Ces technologies, bien qu’efficaces, posent plusieurs problèmes : des vulnérabilités possibles (comme des portes dérobées dans les firmwares), des non-conformités au RGPD, et des biais algorithmiques difficilement auditables. Orasio se présente comme une alternative crédible, alignée avec les objectifs du plan France 2030, qui consacre 54 milliards d’euros à la souveraineté technologique, et en phase avec le cadre réglementaire en construction autour de l’AI Act.
Les investisseurs qui soutiennent la start-up illustrent cette logique de coopération transfrontalière, à l’image d’un capital paneuropéen engagé dans la sécurisation des données sensibles.
Roadmap : scalabilité, R&D et défis d’acceptabilité
Orasio prévoit une montée en puissance rapide. La feuille de route 2025–2026 prévoit notamment des tests en conditions réelles avec l’armée de Terre dès juin 2025, une intégration au système de vidéoprotection de la ville de Paris à l’automne, puis le lancement d’une offre SaaS souveraine — baptisée Orasio Cloud — certifiée SecNumCloud au premier trimestre 2026.
L’entreprise prévoit de faire passer ses effectifs de 7 à 50 collaborateurs d’ici fin 2026. Les recrutements se concentreront sur les ingénieurs en MLops, les spécialistes en vision par ordinateur, les experts en cybersécurité industrielle et les juristes en droit du numérique.
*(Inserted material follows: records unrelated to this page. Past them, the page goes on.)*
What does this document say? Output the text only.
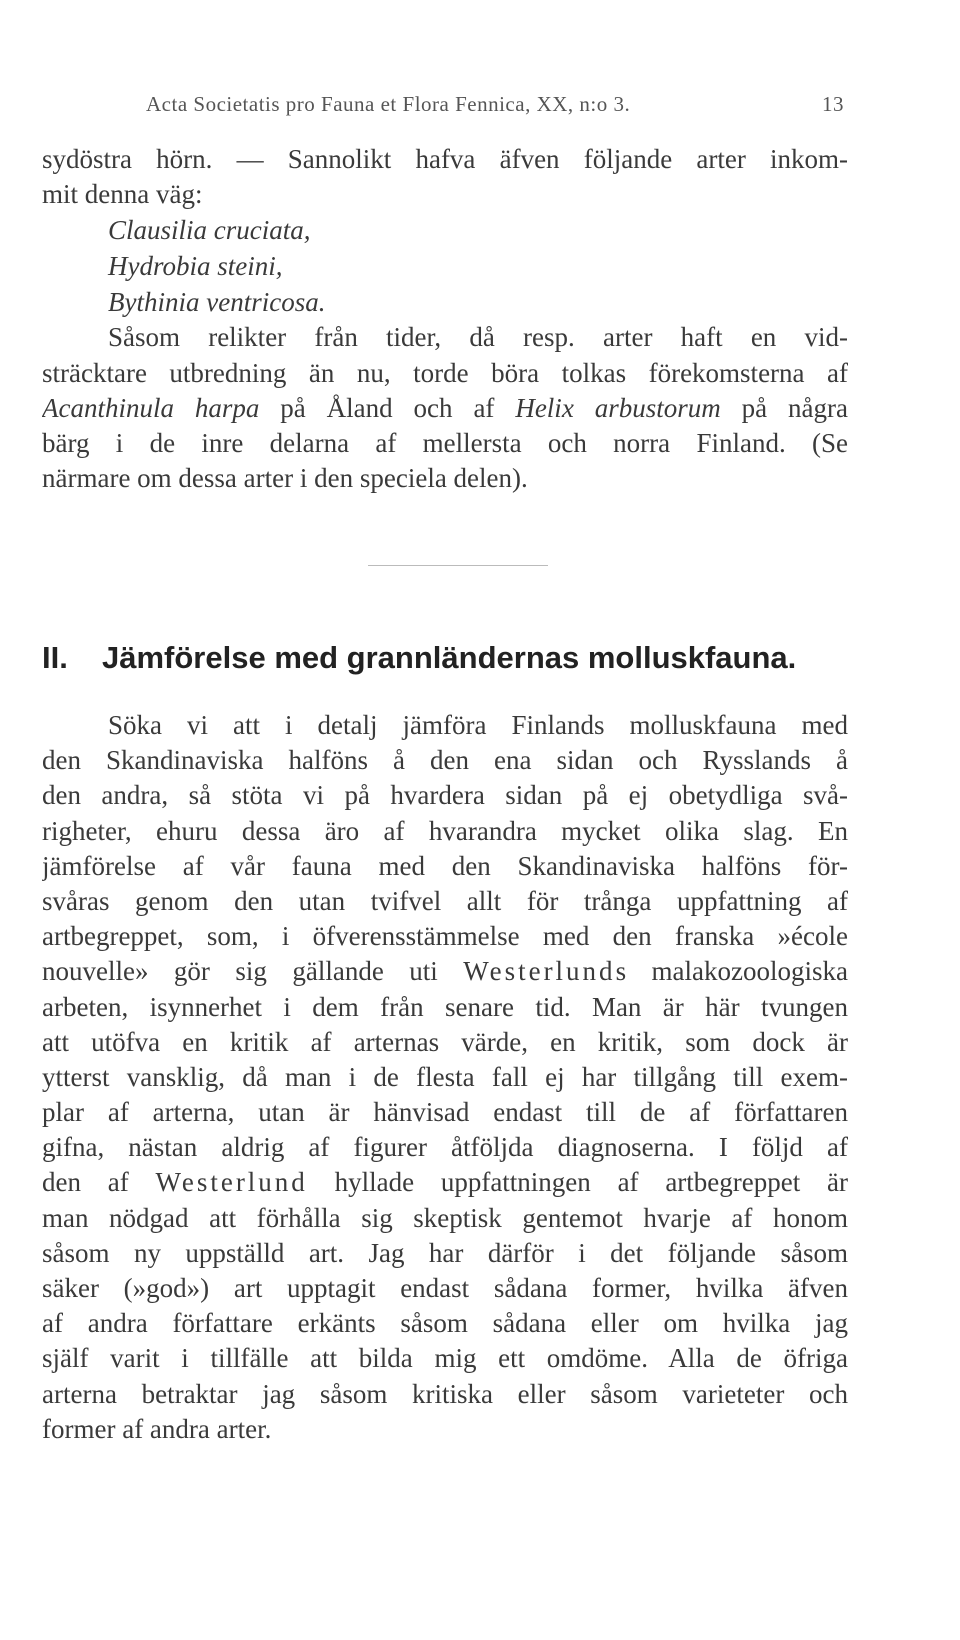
Acta Societatis pro Fauna et Flora Fennica, XX, n:o 3.	13
sydöstra hörn. — Sannolikt hafva äfven följande arter inkom-
mit denna väg:
Clausilia cruciata,
Hydrobia steini,
Bythinia ventricosa.
Såsom relikter från tider, då resp. arter haft en vid-
sträcktare utbredning än nu, torde böra tolkas förekomsterna af
Acanthinula harpa på Åland och af Helix arbustorum på några
bärg i de inre delarna af mellersta och norra Finland. (Se
närmare om dessa arter i den speciela delen).
II. Jämförelse med grannländernas molluskfauna.
Söka vi att i detalj jämföra Finlands molluskfauna med
den Skandinaviska halföns å den ena sidan och Rysslands å
den andra, så stöta vi på hvardera sidan på ej obetydliga svå-
righeter, ehuru dessa äro af hvarandra mycket olika slag. En
jämförelse af vår fauna med den Skandinaviska halföns för-
svåras genom den utan tvifvel allt för trånga uppfattning af
artbegreppet, som, i öfverensstämmelse med den franska »école
nouvelle» gör sig gällande uti Westerlunds malakozoologiska
arbeten, isynnerhet i dem från senare tid. Man är här tvungen
att utöfva en kritik af arternas värde, en kritik, som dock är
ytterst vansklig, då man i de flesta fall ej har tillgång till exem-
plar af arterna, utan är hänvisad endast till de af författaren
gifna, nästan aldrig af figurer åtföljda diagnoserna. I följd af
den af Westerlund hyllade uppfattningen af artbegreppet är
man nödgad att förhålla sig skeptisk gentemot hvarje af honom
såsom ny uppställd art. Jag har därför i det följande såsom
säker (»god») art upptagit endast sådana former, hvilka äfven
af andra författare erkänts såsom sådana eller om hvilka jag
själf varit i tillfälle att bilda mig ett omdöme. Alla de öfriga
arterna betraktar jag såsom kritiska eller såsom varieteter och
former af andra arter.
Le budget R&D, qui atteindra 12 millions d’euros sur deux ans, servira notamment à développer des puces dédiées à l’inférence vidéo, en partenariat avec le CEA-Leti.
Les dirigeants d’Orasio sont toutefois conscients que l’acceptabilité sociale des caméras intelligentes reste un sujet sensible. Ils misent sur une approche fondée sur la transparence algorithmique, la traçabilité des décisions et un dialogue ouvert avec les autorités publiques pour éviter les dérives.